“Ice cream brings people together,” according to Arizona state treasurer, Doug Ducey. “Of course, government is dramatically different from ice cream.”
But Ducey hopes he can parlay the lessons he learned as the chief executive officer of ice cream company Cold Stone Creamery into a job as the governor of Arizona next year.
Ducey is one in a crowded field of Republican hopefuls vying for the governorship next year, when current Republican Gov. Jan Brewer will leave office. For the past four years, he has served as Arizona’s state treasurer — but what he really wants to talk about is his time at the helm of Cold Stone Creamery, which he helped grow from a local store to a company with franchises all over the country and the world, before selling the company in 2007.

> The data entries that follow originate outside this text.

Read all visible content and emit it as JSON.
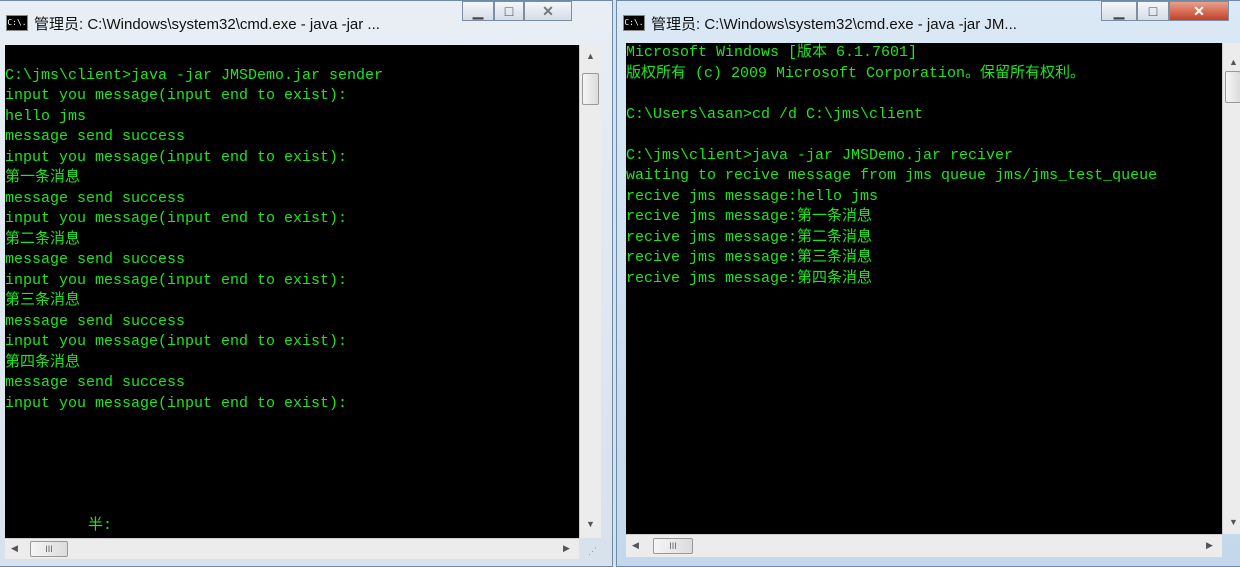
{
  "left": {
    "title": "管理员: C:\\Windows\\system32\\cmd.exe - java  -jar ...",
    "icon_label": "C:\\.",
    "lines": [
      "",
      "C:\\jms\\client>java -jar JMSDemo.jar sender",
      "input you message(input end to exist):",
      "hello jms",
      "message send success",
      "input you message(input end to exist):",
      "第一条消息",
      "message send success",
      "input you message(input end to exist):",
      "第二条消息",
      "message send success",
      "input you message(input end to exist):",
      "第三条消息",
      "message send success",
      "input you message(input end to exist):",
      "第四条消息",
      "message send success",
      "input you message(input end to exist):"
    ],
    "ime_status": "半:"
  },
  "right": {
    "title": "管理员: C:\\Windows\\system32\\cmd.exe - java  -jar JM...",
    "icon_label": "C:\\.",
    "lines": [
      "Microsoft Windows [版本 6.1.7601]",
      "版权所有 (c) 2009 Microsoft Corporation。保留所有权利。",
      "",
      "C:\\Users\\asan>cd /d C:\\jms\\client",
      "",
      "C:\\jms\\client>java -jar JMSDemo.jar reciver",
      "waiting to recive message from jms queue jms/jms_test_queue",
      "recive jms message:hello jms",
      "recive jms message:第一条消息",
      "recive jms message:第二条消息",
      "recive jms message:第三条消息",
      "recive jms message:第四条消息"
    ]
  },
  "scroll_thumb_grip": "III"
}
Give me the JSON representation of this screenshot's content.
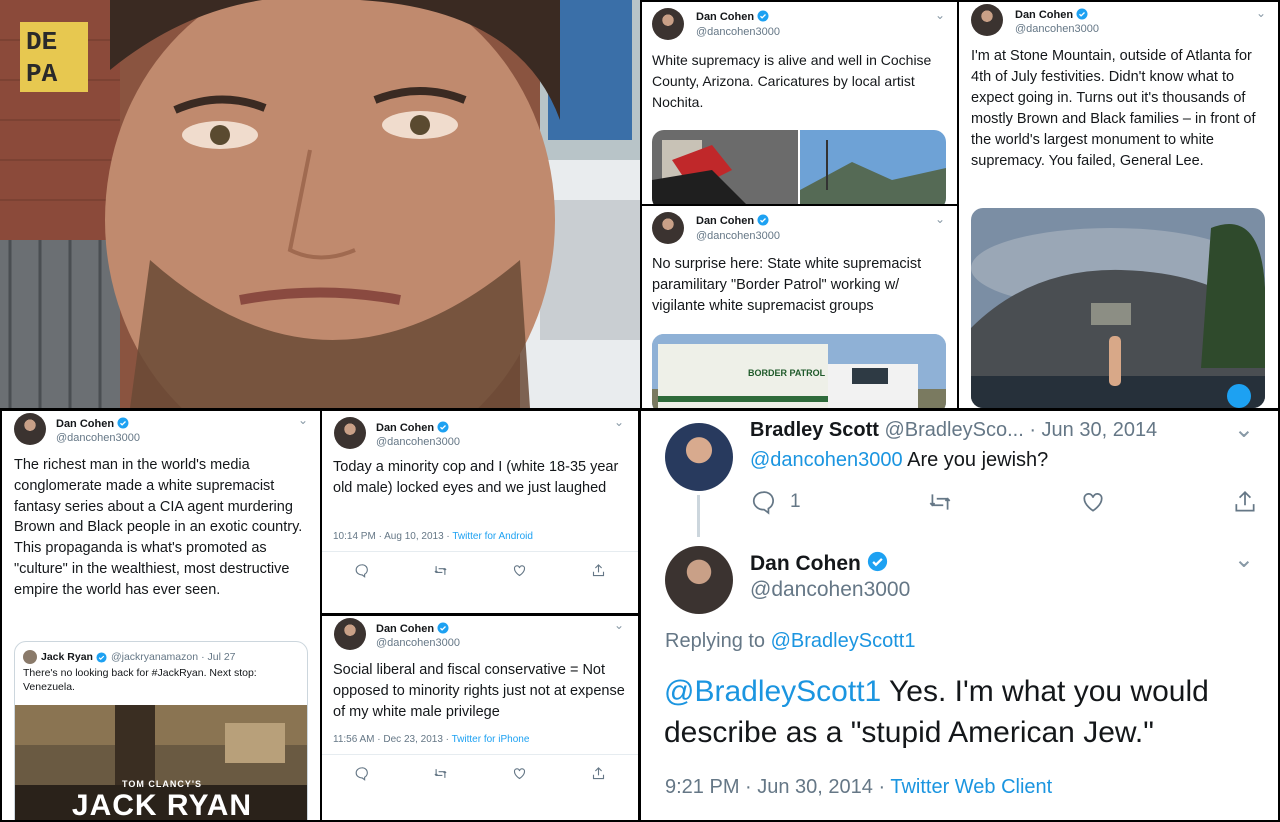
{
  "colors": {
    "accent": "#1da1f2",
    "verified": "#1da1f2",
    "text": "#14171a",
    "muted": "#657786"
  },
  "photo": {
    "sign_letters": [
      "DE",
      "PA"
    ]
  },
  "t1": {
    "name": "Dan Cohen",
    "handle": "@dancohen3000",
    "text": "White supremacy is alive and well in Cochise County, Arizona. Caricatures by local artist Nochita."
  },
  "t2": {
    "name": "Dan Cohen",
    "handle": "@dancohen3000",
    "text": "I'm at Stone Mountain, outside of Atlanta for 4th of July festivities. Didn't know what to expect going in. Turns out it's thousands of mostly Brown and Black families – in front of the world's largest monument to white supremacy. You failed, General Lee."
  },
  "t3": {
    "name": "Dan Cohen",
    "handle": "@dancohen3000",
    "text": "No surprise here: State white supremacist paramilitary \"Border Patrol\" working w/ vigilante white supremacist groups",
    "vehicle_text": "BORDER PATROL"
  },
  "t4": {
    "name": "Dan Cohen",
    "handle": "@dancohen3000",
    "text": "The richest man in the world's media conglomerate made a white supremacist fantasy series about a CIA agent murdering Brown and Black people in an exotic country. This propaganda is what's promoted as \"culture\" in the wealthiest, most destructive empire the world has ever seen.",
    "quote": {
      "name": "Jack Ryan",
      "handle": "@jackryanamazon",
      "date": "· Jul 27",
      "text": "There's no looking back for #JackRyan. Next stop: Venezuela.",
      "poster_small": "TOM CLANCY'S",
      "poster_big": "JACK RYAN"
    }
  },
  "t5": {
    "name": "Dan Cohen",
    "handle": "@dancohen3000",
    "text": "Today a minority cop and I (white 18-35 year old male) locked eyes and we just laughed",
    "time": "10:14 PM · Aug 10, 2013 · ",
    "source": "Twitter for Android"
  },
  "t6": {
    "name": "Dan Cohen",
    "handle": "@dancohen3000",
    "text": "Social liberal and fiscal conservative = Not opposed to minority rights just not at expense of my white male privilege",
    "time": "11:56 AM · Dec 23, 2013 · ",
    "source": "Twitter for iPhone"
  },
  "thread": {
    "reply_name": "Bradley Scott",
    "reply_handle": "@BradleySco...",
    "reply_date": "· Jun 30, 2014",
    "reply_mention": "@dancohen3000",
    "reply_text": " Are you jewish?",
    "reply_count": "1",
    "main_name": "Dan Cohen",
    "main_handle": "@dancohen3000",
    "replying_to_label": "Replying to ",
    "replying_to_handle": "@BradleyScott1",
    "main_mention": "@BradleyScott1",
    "main_text": " Yes. I'm what you would describe as a \"stupid American Jew.\"",
    "time": "9:21 PM · Jun 30, 2014 · ",
    "source": "Twitter Web Client"
  }
}
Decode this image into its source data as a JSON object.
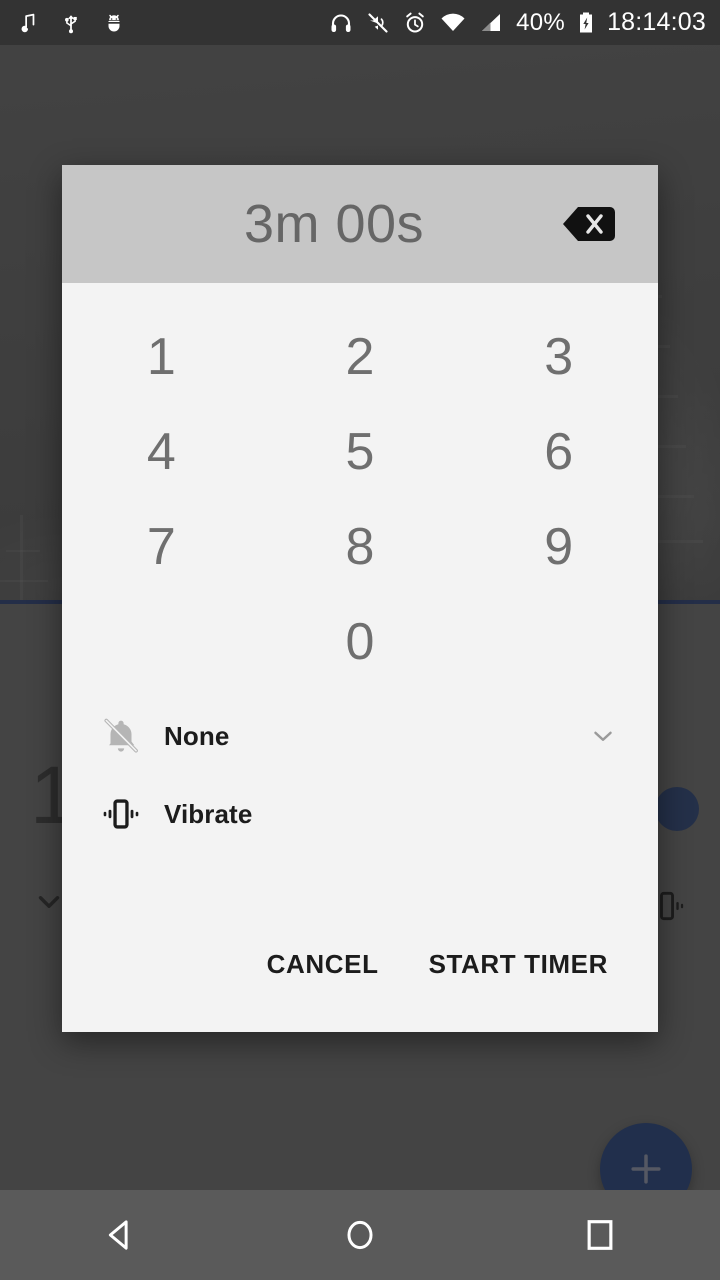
{
  "status_bar": {
    "left_icons": [
      "music-note-icon",
      "usb-icon",
      "android-bug-icon"
    ],
    "right_icons": [
      "headphones-icon",
      "mute-icon",
      "alarm-icon",
      "wifi-icon",
      "signal-icon"
    ],
    "battery_percent": "40%",
    "battery_icon": "battery-charging-icon",
    "clock": "18:14:03"
  },
  "dialog": {
    "timer_value": "3m 00s",
    "backspace_icon": "backspace-icon",
    "keypad": [
      [
        "1",
        "2",
        "3"
      ],
      [
        "4",
        "5",
        "6"
      ],
      [
        "7",
        "8",
        "9"
      ],
      [
        "",
        "0",
        ""
      ]
    ],
    "options": [
      {
        "label": "None",
        "icon": "bell-off-icon",
        "chevron": "chevron-down-icon",
        "enabled": false
      },
      {
        "label": "Vibrate",
        "icon": "vibrate-icon",
        "chevron": "",
        "enabled": true
      }
    ],
    "cancel_label": "CANCEL",
    "start_label": "START TIMER"
  },
  "background": {
    "alarm_time": "1",
    "expand_icon": "chevron-down-icon",
    "vibrate_icon": "vibrate-icon",
    "toggle_icon": "alarm-toggle",
    "fab_icon": "plus-icon",
    "accent_color": "#2a3f72",
    "fab_color": "#24407a"
  },
  "nav_bar": {
    "back_icon": "back-triangle-icon",
    "home_icon": "home-circle-icon",
    "recents_icon": "recents-square-icon"
  }
}
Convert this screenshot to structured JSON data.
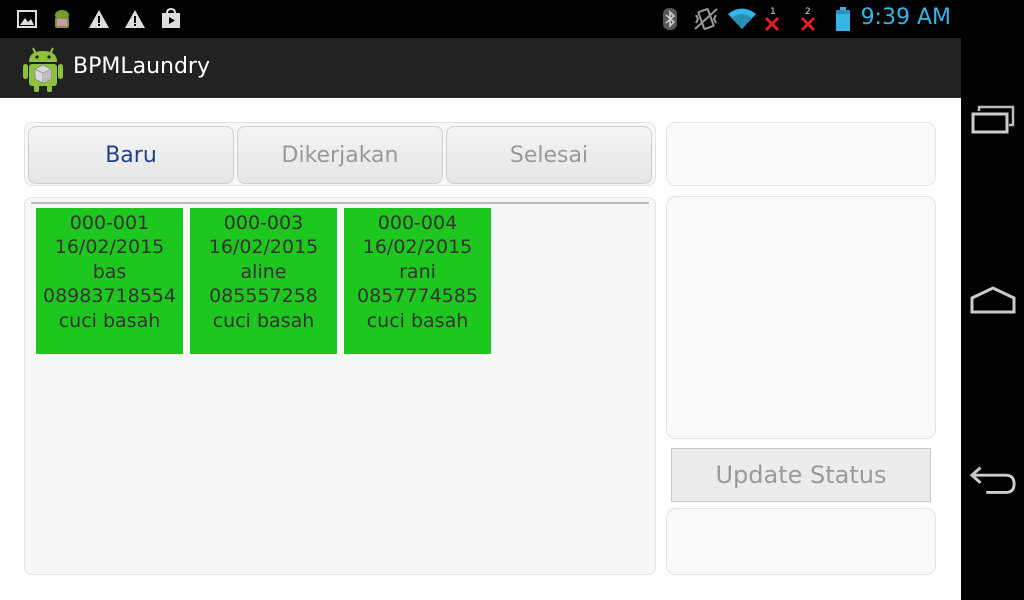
{
  "status_bar": {
    "time": "9:39 AM",
    "left_icons": [
      "gallery-icon",
      "android-debug-icon",
      "warning-icon",
      "warning-icon",
      "play-store-icon"
    ],
    "right_icons": [
      "bluetooth-icon",
      "vibrate-icon",
      "wifi-icon",
      "sim1-no-signal-icon",
      "sim2-no-signal-icon",
      "battery-icon"
    ],
    "sim1_label": "1",
    "sim2_label": "2"
  },
  "app": {
    "title": "BPMLaundry",
    "logo_icon": "android-box-logo-icon"
  },
  "tabs": [
    {
      "label": "Baru",
      "active": true
    },
    {
      "label": "Dikerjakan",
      "active": false
    },
    {
      "label": "Selesai",
      "active": false
    }
  ],
  "orders": [
    {
      "code": "000-001",
      "date": "16/02/2015",
      "name": "bas",
      "phone": "08983718554",
      "service": "cuci basah"
    },
    {
      "code": "000-003",
      "date": "16/02/2015",
      "name": "aline",
      "phone": "085557258",
      "service": "cuci basah"
    },
    {
      "code": "000-004",
      "date": "16/02/2015",
      "name": "rani",
      "phone": "0857774585",
      "service": "cuci basah"
    }
  ],
  "right_panel": {
    "update_button": "Update Status"
  },
  "colors": {
    "card": "#1ec71e",
    "clock": "#33b5e5",
    "active_tab": "#22408a",
    "action_bar": "#222222"
  },
  "nav_bar": [
    "recent-apps-icon",
    "home-icon",
    "back-icon"
  ]
}
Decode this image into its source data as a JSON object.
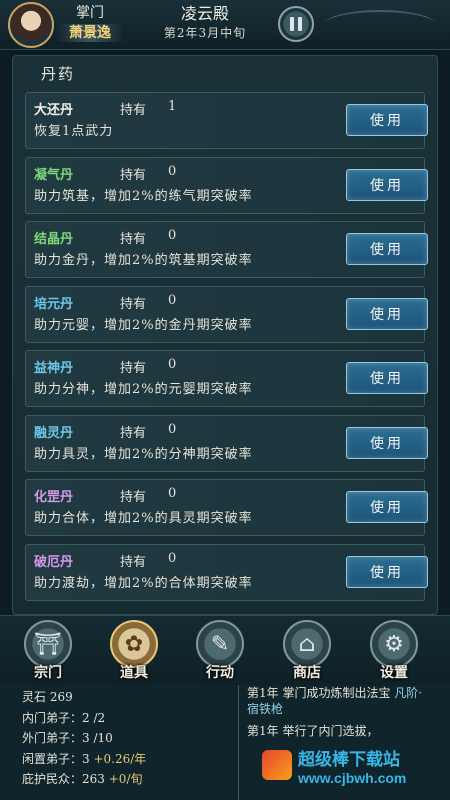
{
  "header": {
    "role_title": "掌门",
    "role_name": "萧景逸",
    "hall_name": "凌云殿",
    "date": "第2年3月中旬",
    "pause_icon": "pause-icon"
  },
  "panel": {
    "title": "丹药",
    "held_label": "持有",
    "use_label": "使用",
    "items": [
      {
        "name": "大还丹",
        "held": "1",
        "desc": "恢复1点武力",
        "color": "#f2f0e6"
      },
      {
        "name": "凝气丹",
        "held": "0",
        "desc": "助力筑基，增加2%的练气期突破率",
        "color": "#7ed67a"
      },
      {
        "name": "结晶丹",
        "held": "0",
        "desc": "助力金丹，增加2%的筑基期突破率",
        "color": "#7ed67a"
      },
      {
        "name": "培元丹",
        "held": "0",
        "desc": "助力元婴，增加2%的金丹期突破率",
        "color": "#6fc7e8"
      },
      {
        "name": "益神丹",
        "held": "0",
        "desc": "助力分神，增加2%的元婴期突破率",
        "color": "#6fc7e8"
      },
      {
        "name": "融灵丹",
        "held": "0",
        "desc": "助力具灵，增加2%的分神期突破率",
        "color": "#6fc7e8"
      },
      {
        "name": "化罡丹",
        "held": "0",
        "desc": "助力合体，增加2%的具灵期突破率",
        "color": "#d49ae8"
      },
      {
        "name": "破厄丹",
        "held": "0",
        "desc": "助力渡劫，增加2%的合体期突破率",
        "color": "#d49ae8"
      }
    ]
  },
  "nav": {
    "items": [
      {
        "label": "宗门",
        "icon": "sect-icon",
        "glyph": "⛩"
      },
      {
        "label": "道具",
        "icon": "bag-icon",
        "glyph": "✿"
      },
      {
        "label": "行动",
        "icon": "action-icon",
        "glyph": "✎"
      },
      {
        "label": "商店",
        "icon": "shop-icon",
        "glyph": "⌂"
      },
      {
        "label": "设置",
        "icon": "settings-icon",
        "glyph": "⚙"
      }
    ],
    "active": 1
  },
  "stats": {
    "spirit_stone_label": "灵石",
    "spirit_stone": "269",
    "inner_label": "内门弟子：",
    "inner": "2",
    "inner_max": "2",
    "outer_label": "外门弟子：",
    "outer": "3",
    "outer_max": "10",
    "idle_label": "闲置弟子：",
    "idle": "3",
    "idle_rate": "+0.26/年",
    "protect_label": "庇护民众：",
    "protect": "263",
    "protect_rate": "+0/旬"
  },
  "log": {
    "entry1_prefix": "第1年 掌门成功炼制出法宝",
    "entry1_item": "凡阶·宿铁枪",
    "entry2": "第1年 举行了内门选拔，"
  },
  "watermark": {
    "title": "超级棒下载站",
    "url": "www.cjbwh.com"
  }
}
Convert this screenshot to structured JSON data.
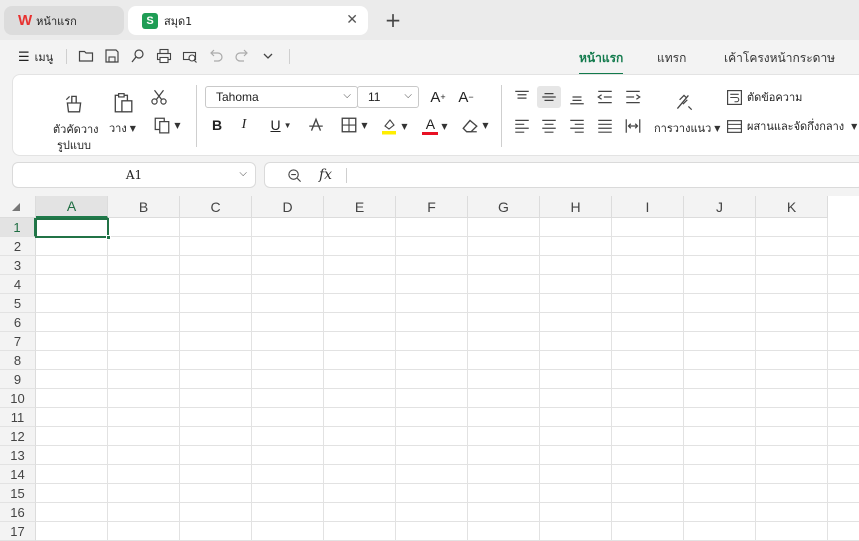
{
  "tabs": [
    {
      "label": "หน้าแรก",
      "logo": "W"
    },
    {
      "label": "สมุด1",
      "logo": "S"
    }
  ],
  "menu": {
    "menu_label": "เมนู",
    "ribbon_tabs": [
      "หน้าแรก",
      "แทรก",
      "เค้าโครงหน้ากระดาษ"
    ]
  },
  "ribbon": {
    "format_painter_line1": "ตัวคัดวาง",
    "format_painter_line2": "รูปแบบ",
    "paste_label": "วาง",
    "font_name": "Tahoma",
    "font_size": "11",
    "orientation_label": "การวางแนว",
    "wrap_text_label": "ตัดข้อความ",
    "merge_label": "ผสานและจัดกึ่งกลาง",
    "bold": "B",
    "italic": "I",
    "underline": "U",
    "font_color_letter": "A",
    "grow_font": "A",
    "shrink_font": "A"
  },
  "colors": {
    "accent": "#127a4c",
    "highlight": "#ffee00",
    "font_color": "#e81123",
    "selection": "#217346"
  },
  "formula_bar": {
    "cell_ref": "A1",
    "fx": "fx"
  },
  "sheet": {
    "columns": [
      "A",
      "B",
      "C",
      "D",
      "E",
      "F",
      "G",
      "H",
      "I",
      "J",
      "K"
    ],
    "rows": [
      "1",
      "2",
      "3",
      "4",
      "5",
      "6",
      "7",
      "8",
      "9",
      "10",
      "11",
      "12",
      "13",
      "14",
      "15",
      "16",
      "17"
    ],
    "selected_cell": "A1"
  }
}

“I built a company, a team, and a brand that started right here. It was an American success story and it started right here in Arizona,” Ducey told The Daily Caller in a phone interview. He would like to the state of Arizona to have a similar success story, he said, and he thinks some of the same principles he used in managing Cold Stone would apply. He talks about a strategy called “search and reapply,” that he credits to Procter and Gamble, where he worked before coming to Cold Stone.
“If you saw a better idea or business anywhere in the world, and you could reapply it legally and ethically and with attribution, you were supposed to do that,” he explained. “And I used that learning in building Cold Stone. We looked at McDonalds’ franchise model, which is the finest franchise model in the world; we looked at Subway’s unit economic model; we looked at Starbucks’ branding model. And I think that governor’s in states should do the same thing: they should look at other states that do a better job than their states in whatever category they want to focus on.”
Specifically, he said he would like to move toward an income tax model like the one in Tennessee, Florida, and Texas, states with no income tax. He would like to create a business friendly environment to draw people away from California, which he believes has terrible taxation policies, in the same way that he sees Indiana drawing business away from Illinois. Louisiana, Indiana and Tennessee are models for “improvement in K-12 education.”